Desayuné medio pan viejo con un poco de café sin azúcar. Poseo un habito bastante curioso, fumar cuando estoy nervioso, eran las diez de la mañana y ya tenía el humo de dos cajetillas de cigarrillos en mis pulmones. Mi sombra se reía de la miseria que se precipitaba mientras expulsaba humaradas cancerígenas. Me coloqué la ropa sucia que estaba en el suelo, un pantalón con cenizas en los bolsillos y una camisa rancia y escurrida. Me volví a mirar en el espejo, Falta poco para que el cabello también te abandone- decía la silueta tenebrosa, oprimí otra vez ese botón que paría claridad a medias y se esfumo. Lo sé, son muchos detalles de esa fecha, hago demasiado énfasis en cuanto a todo lo que pasó, pero no lo puedo evitar y tampoco quiero, tengo esa fecha retumbando mi psicología a tal punto que prendía la luz estando de día. En fin, descolgué el abrigo del perchero, tenía unos cuantos agujeros y olía a cadáver. Salí de mi departamento mientras pisaba hormigas y las colillas de los cigarrillos que me eran grata compañía junto al vértigo.

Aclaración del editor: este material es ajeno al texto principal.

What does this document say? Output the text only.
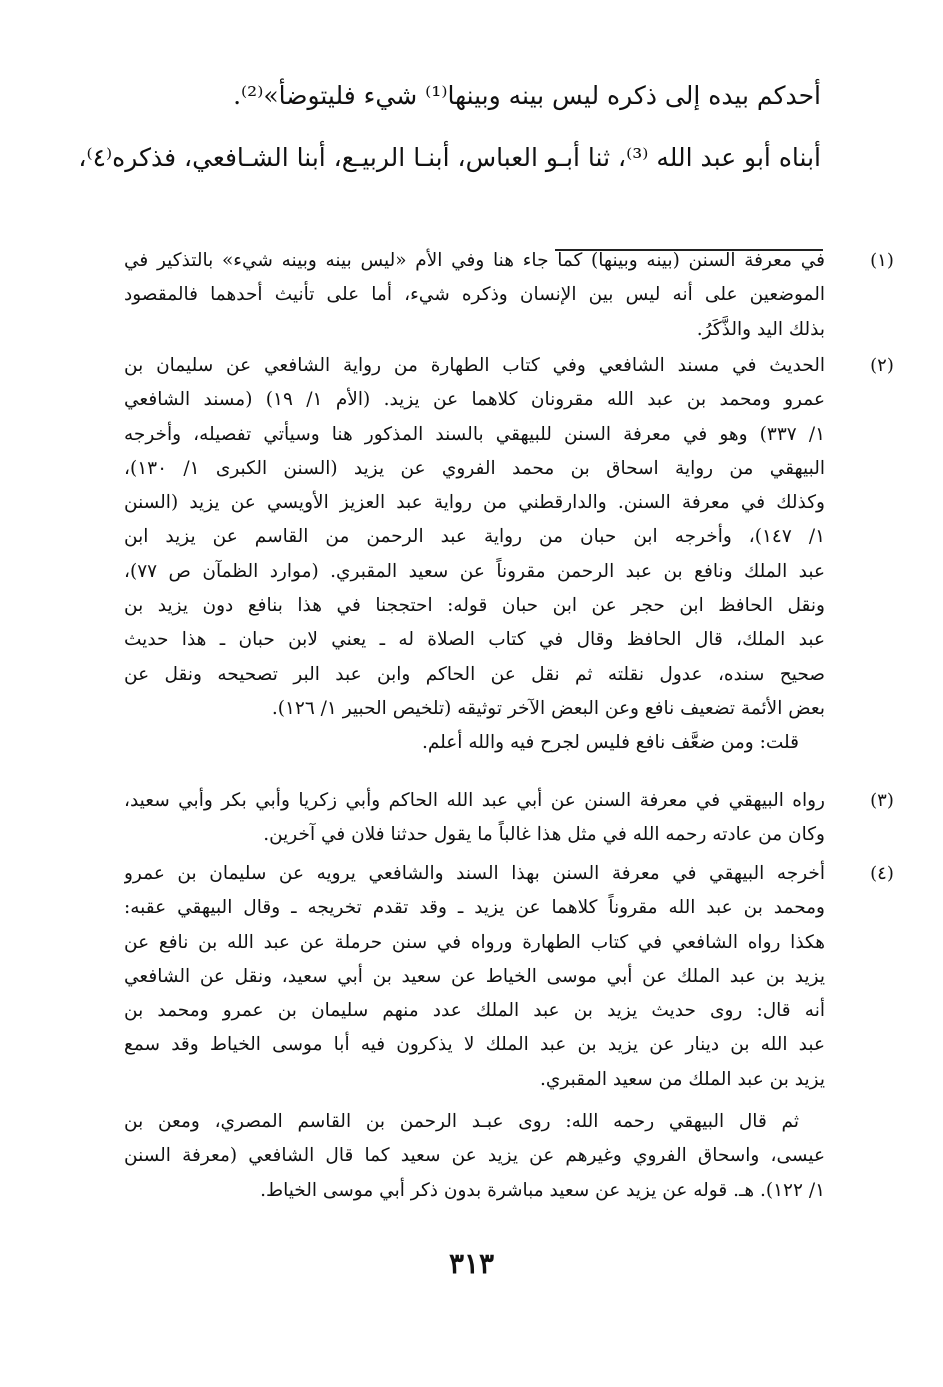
أحدكم بيده إلى ذكره ليس بينه وبينها⁽¹⁾ شيء فليتوضأ»⁽²⁾.
أبناه أبو عبد الله ⁽³⁾، ثنا أبـو العباس، أبنـا الربيـع، أبنا الشـافعي، فذكره⁽٤⁾،
(١)
في معرفة السنن (بينه وبينها) كما جاء هنا وفي الأم «ليس بينه وبينه شيء» بالتذكير في
الموضعين على أنه ليس بين الإنسان وذكره شيء، أما على تأنيث أحدهما فالمقصود
بذلك اليد والذَّكَرُ.
(٢)
الحديث في مسند الشافعي وفي كتاب الطهارة من رواية الشافعي عن سليمان بن
عمرو ومحمد بن عبد الله مقرونان كلاهما عن يزيد. (الأم ١/ ١٩) (مسند الشافعي
١/ ٣٣٧) وهو في معرفة السنن للبيهقي بالسند المذكور هنا وسيأتي تفصيله، وأخرجه
البيهقي من رواية اسحاق بن محمد الفروي عن يزيد (السنن الكبرى ١/ ١٣٠)،
وكذلك في معرفة السنن. والدارقطني من رواية عبد العزيز الأويسي عن يزيد (السنن
١/ ١٤٧)، وأخرجه ابن حبان من رواية عبد الرحمن من القاسم عن يزيد ابن
عبد الملك ونافع بن عبد الرحمن مقروناً عن سعيد المقبري. (موارد الظمآن ص ٧٧)،
ونقل الحافظ ابن حجر عن ابن حبان قوله: احتججنا في هذا بنافع دون يزيد بن
عبد الملك، قال الحافظ وقال في كتاب الصلاة له ـ يعني لابن حبان ـ هذا حديث
صحيح سنده، عدول نقلته ثم نقل عن الحاكم وابن عبد البر تصحيحه ونقل عن
بعض الأئمة تضعيف نافع وعن البعض الآخر توثيقه (تلخيص الحبير ١/ ١٢٦).
قلت: ومن ضعَّف نافع فليس لجرح فيه والله أعلم.
(٣)
رواه البيهقي في معرفة السنن عن أبي عبد الله الحاكم وأبي زكريا وأبي بكر وأبي سعيد،
وكان من عادته رحمه الله في مثل هذا غالباً ما يقول حدثنا فلان في آخرين.
(٤)
أخرجه البيهقي في معرفة السنن بهذا السند والشافعي يرويه عن سليمان بن عمرو
ومحمد بن عبد الله مقروناً كلاهما عن يزيد ـ وقد تقدم تخريجه ـ وقال البيهقي عقبه:
هكذا رواه الشافعي في كتاب الطهارة ورواه في سنن حرملة عن عبد الله بن نافع عن
يزيد بن عبد الملك عن أبي موسى الخياط عن سعيد بن أبي سعيد، ونقل عن الشافعي
أنه قال: روى حديث يزيد بن عبد الملك عدد منهم سليمان بن عمرو ومحمد بن
عبد الله بن دينار عن يزيد بن عبد الملك لا يذكرون فيه أبا موسى الخياط وقد سمع
يزيد بن عبد الملك من سعيد المقبري.
ثم قال البيهقي رحمه الله: روى عبـد الرحمن بن القاسم المصري، ومعن بن
عيسى، واسحاق الفروي وغيرهم عن يزيد عن سعيد كما قال الشافعي (معرفة السنن
١/ ١٢٢). هـ. قوله عن يزيد عن سعيد مباشرة بدون ذكر أبي موسى الخياط.
٣١٣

Eran las once de la mañana cuando iba camino al lago, el clima era glacial y sentía que mis sentimientos me torturaban más y más a medida que caminaba, ya no estaba mi sombra juzgándome, la asesiné pero sabía que volvería, la extrañaba. No habían personas deambulando, no los culpo, sólo yo estoy lo suficientemente neurótico para vagar por esas calles tan frías. Recuerdo a un perro husmeando en la basura de una vivienda y a un hombre haciendo lo mismo en los desechos de un restaurante, después de todo, los humanos y los animales no somos tan diferentes.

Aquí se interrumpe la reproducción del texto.